Boris Johnson has emerged as the favoured choice of Conservatives to succeed David Cameron as leader of the party, according to a survey for The Independent.
The Mayor of London, who is enjoying a high profile during the Olympics, is favoured by 32 per cent of party members, according to the poll of 1,419 activists conducted by the ConservativeHome website. His nearest rivals are William Hague, the Foreign Secretary and a former party leader, who is backed by 24 per cent, and Michael Gove, the Education Secretary, on 19 per cent.
George Osborne, who was widely seen as Mr Johnson's main rival in the future leadership stakes, is supported by a derisory 2 per cent after a difficult four months since his trouble-hit Budget. Tory leaders are elected by party members in a ballot after the contenders are whittled down to a shortlist of two by the party's MPs.

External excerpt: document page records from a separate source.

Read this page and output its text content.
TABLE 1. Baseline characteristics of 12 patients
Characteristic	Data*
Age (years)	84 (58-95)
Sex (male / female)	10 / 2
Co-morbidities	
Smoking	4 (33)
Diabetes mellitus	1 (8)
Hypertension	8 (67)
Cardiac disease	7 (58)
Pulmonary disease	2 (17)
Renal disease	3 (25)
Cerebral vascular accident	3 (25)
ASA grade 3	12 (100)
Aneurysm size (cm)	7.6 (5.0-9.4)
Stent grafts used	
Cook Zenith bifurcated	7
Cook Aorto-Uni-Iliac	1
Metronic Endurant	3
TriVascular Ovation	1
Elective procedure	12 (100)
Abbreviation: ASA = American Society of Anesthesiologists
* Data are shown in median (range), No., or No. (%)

The survey also revealed lukewarm support for Mr Cameron among the Conservative grassroots, who are traditionally loyal to the leader. A minority (49 per cent) of members surveyed want the Prime Minister to lead them into the next general election. Mr Johnson is the second choice on 18 per cent, followed by Mr Hague on 12 per cent and David Davis, the former shadow Home Secretary, on 10 per cent. No members opt for Mr Osborne. The figures suggest little appetite among activists for Mr Cameron's modernising project and a desire to return to a more traditional Tory agenda.
According to the poll, Tory members are pessimistic about the party's chances of retaining power at the next election. A majority (53 per cent) believe Labour is most likely to be in office while 47 per cent think the Tories will be.
A Labour-Liberal Democrat coalition is seen as the most likely outcome (22 per cent), followed by an overall Labour or Conservative majority (both 20 per cent), a minority Tory government (19 per cent), a minority Labour government (11 per cent) and a second Con-LibDem coalition (8 per cent).
There appears to be little love for the present Coalition with the Liberal Democrats. A tiny 1 per cent of Tory members wants it to continue beyond the next election and 20 per cent want it to end as soon as possible, ideally this year, while 9 per cent say it should end in 2013 and 10 per cent in 2014.
The most favoured course, backed by 41 per cent of members, is for the Coalition to end shortly before the election so the two parties can set out their own plans. Some 19 per cent want it to continue right up to the election.
Allies of Mr Johnson will be encouraged by the findings. Until recently, he enjoyed little support among Conservative MPs but has been taken much more seriously as a potential leader since beating Labour's Ken Livingstone in May to win a second term at City Hall. He is now regarded as the most popular Tory politician in the country and supporters hope a successful Games will enhance his leadership credentials. They believe he will land a safe Tory seat on the eve of the 2015 election and serve as an MP in his final year as Mayor.
In contrast, Mr Osborne appears to have suffered a dramatic fall from grace after a disastrous Budget and growing doubts about his economic strategy following the slide into a double-dip recession. Unless the Chancellor's fortunes recover, he may not stand in a future leadership contest. Mr Gove could then emerge as the "stop Boris" candidate. The Education Secretary, seen as one of the Cabinet's successful performers, would not run against Mr Osborne but might be persuaded to be a modernisers' standard-bearer against the more traditionalist Mr Johnson.
Mr Davis, backed by 12 per cent of Tory members as Mr Cameron's successor, is the most popular of the possible right-wing contenders. He is ahead of Philip Hammond, the Defence Secretary (7 per cent), and his predecessor Liam Fox (3 per cent). Theresa May, the Home Secretary, is favoured by 2 per cent.